While change was needed, that alone was not the impetus for the sudden insurance boom. I see a few key trends driving—and continuing to shape—the insurance industry trajectory.
- Leadership turnover
The great resignation, driven in part by COVID, impacted the insurance sector significantly. This workface shift forced leading firms rethink both hiring policies and career paths. Consequently, we have seen a new generation of C-level executives moving in: younger, more diverse, more innovative, and with a higher appetite for change. The traditional way of working your way to the top, for years or decades even within the same organisation, is no longer the only option for a career in insurance. Cross-industry recruitment is now the norm. With women now holding 29% of board positions in insurance, the industry is also making progress toward proportional gender representation
- Investment opportunities
The sector is embracing a more adventurous asset allocations, looking into alternative investments, global opportunities, credit etc, seeking higher, long-term returns. Given the very nature of the insurance business and its risk profiles, one can’t help wondering if the question is “why not sooner” rather than “why now”?
- Technology innovation
Given the size of the insurance market, well established software houses as well as newcomers have been targeting the sector, developing products, and addressing the specificities of the challenges of the industry. Consequently, and more than ever before, firms now have a wide range of high-calibre solutions at their disposal that will transform their world and facilitate growth and efficiencies.
- Data underpins change
The need and the desire to drive business growth, expand global footprints, refine products, and add sophistication through accessibility and availability of data are top of mind for insurance leadership. But data means different things to different people across the investment lifecycle and the insurance business. Data will continue to underpin innovation from investment strategy to ESG reporting, and insurance industry leaders and solutions providers must refine data priorities to drive change agendas.
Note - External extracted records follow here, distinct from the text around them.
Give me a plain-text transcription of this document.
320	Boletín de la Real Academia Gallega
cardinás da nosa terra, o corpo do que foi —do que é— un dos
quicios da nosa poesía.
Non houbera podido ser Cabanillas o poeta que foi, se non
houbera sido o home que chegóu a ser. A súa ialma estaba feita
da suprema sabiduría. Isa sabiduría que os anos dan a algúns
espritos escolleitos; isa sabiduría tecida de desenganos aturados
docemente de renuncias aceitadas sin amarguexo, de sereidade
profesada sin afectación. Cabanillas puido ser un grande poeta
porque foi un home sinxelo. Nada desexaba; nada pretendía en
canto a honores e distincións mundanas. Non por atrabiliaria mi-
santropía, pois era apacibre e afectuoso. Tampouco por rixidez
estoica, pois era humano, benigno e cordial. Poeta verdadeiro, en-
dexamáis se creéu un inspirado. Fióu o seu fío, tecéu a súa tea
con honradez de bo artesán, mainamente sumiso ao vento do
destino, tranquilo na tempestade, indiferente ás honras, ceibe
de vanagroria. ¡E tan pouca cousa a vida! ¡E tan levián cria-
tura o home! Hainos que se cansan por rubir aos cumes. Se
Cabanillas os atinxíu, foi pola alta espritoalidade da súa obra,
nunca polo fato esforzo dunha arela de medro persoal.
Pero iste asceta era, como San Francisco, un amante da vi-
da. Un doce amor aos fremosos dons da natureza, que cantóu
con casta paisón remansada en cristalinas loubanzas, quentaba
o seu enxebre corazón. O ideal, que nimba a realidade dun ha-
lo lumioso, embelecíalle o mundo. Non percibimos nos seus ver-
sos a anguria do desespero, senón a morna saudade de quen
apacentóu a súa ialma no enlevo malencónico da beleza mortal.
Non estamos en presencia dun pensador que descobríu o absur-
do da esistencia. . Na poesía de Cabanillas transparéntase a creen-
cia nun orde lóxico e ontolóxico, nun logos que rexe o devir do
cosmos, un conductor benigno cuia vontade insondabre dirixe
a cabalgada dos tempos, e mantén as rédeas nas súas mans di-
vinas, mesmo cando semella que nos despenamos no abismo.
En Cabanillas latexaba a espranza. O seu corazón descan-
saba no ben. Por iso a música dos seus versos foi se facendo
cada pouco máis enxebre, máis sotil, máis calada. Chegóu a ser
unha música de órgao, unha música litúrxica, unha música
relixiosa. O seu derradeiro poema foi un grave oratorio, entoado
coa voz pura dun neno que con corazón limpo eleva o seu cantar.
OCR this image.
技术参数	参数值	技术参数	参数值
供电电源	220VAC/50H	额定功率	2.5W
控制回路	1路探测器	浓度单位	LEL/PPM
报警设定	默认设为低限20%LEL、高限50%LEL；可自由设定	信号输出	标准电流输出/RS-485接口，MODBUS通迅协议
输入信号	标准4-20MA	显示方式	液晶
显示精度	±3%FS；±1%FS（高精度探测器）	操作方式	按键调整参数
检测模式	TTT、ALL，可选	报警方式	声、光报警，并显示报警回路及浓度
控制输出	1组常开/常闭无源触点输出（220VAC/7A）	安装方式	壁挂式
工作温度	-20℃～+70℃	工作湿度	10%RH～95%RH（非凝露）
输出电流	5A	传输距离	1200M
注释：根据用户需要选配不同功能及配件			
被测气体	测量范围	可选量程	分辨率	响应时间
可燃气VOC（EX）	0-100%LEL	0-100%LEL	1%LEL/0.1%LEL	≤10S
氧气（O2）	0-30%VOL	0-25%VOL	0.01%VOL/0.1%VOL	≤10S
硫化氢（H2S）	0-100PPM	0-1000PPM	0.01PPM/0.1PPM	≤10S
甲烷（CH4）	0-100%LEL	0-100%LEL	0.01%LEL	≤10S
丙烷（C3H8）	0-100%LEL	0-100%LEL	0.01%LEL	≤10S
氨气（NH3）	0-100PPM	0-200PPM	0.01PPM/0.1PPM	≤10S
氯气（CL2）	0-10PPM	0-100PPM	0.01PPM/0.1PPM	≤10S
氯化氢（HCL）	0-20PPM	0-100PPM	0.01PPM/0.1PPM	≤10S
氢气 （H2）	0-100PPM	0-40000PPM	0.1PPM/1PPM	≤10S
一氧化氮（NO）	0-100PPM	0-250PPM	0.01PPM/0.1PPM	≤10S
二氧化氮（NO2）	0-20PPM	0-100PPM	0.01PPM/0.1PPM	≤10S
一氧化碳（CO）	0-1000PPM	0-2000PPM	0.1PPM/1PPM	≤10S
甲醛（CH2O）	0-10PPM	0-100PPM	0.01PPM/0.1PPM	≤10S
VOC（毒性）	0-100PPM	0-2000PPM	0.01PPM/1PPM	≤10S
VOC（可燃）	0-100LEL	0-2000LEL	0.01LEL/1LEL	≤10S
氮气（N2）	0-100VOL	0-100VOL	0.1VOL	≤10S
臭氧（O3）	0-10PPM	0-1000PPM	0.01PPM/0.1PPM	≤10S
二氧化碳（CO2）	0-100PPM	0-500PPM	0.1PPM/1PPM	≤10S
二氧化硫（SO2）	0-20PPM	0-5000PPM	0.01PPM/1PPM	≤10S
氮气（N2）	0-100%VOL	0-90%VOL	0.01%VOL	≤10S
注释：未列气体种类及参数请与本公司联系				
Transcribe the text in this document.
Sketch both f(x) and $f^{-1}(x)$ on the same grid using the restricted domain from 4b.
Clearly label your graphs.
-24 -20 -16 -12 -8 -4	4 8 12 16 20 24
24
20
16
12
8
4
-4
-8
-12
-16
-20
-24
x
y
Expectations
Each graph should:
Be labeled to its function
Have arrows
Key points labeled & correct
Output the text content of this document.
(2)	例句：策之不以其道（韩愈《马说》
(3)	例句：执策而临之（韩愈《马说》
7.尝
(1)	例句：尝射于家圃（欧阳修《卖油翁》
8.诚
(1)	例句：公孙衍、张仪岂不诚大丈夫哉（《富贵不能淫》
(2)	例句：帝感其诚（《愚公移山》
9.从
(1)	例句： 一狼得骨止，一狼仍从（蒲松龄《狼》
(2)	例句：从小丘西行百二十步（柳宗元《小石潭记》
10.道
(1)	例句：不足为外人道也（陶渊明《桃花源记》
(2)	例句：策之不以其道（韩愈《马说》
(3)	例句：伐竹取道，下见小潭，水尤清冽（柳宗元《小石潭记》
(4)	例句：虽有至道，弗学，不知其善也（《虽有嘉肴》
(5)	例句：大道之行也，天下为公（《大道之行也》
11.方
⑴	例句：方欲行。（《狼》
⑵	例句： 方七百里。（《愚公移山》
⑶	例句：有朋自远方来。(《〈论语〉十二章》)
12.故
This quartet of trends are just examples. There is a lot happening and we provider a deeper dive in a recent whitepaper you can download here.
I recently revisited the insurance prospect I mentioned in the introduction. Years have passed, and they are in the midst of change. Management is new. There is a mix of ideas and a willingness to evolve and modernise. A lot of the systems I looked at are now gone. RDT is still there but scheduled to be decommissioned. I just learnt that RDT stood for “Roger’s Dodgy Terminal.” It was vital for the company for a long time, just like Roger himself. After 50 years of service, Roger moved on to the great IT department in the sky a few years back.
Change is inevitable, but the speed of change is never constant and the drivers are not always easy to identify, control, or manage.
As far as insurance is concerned, it’s booming and (no longer) boring.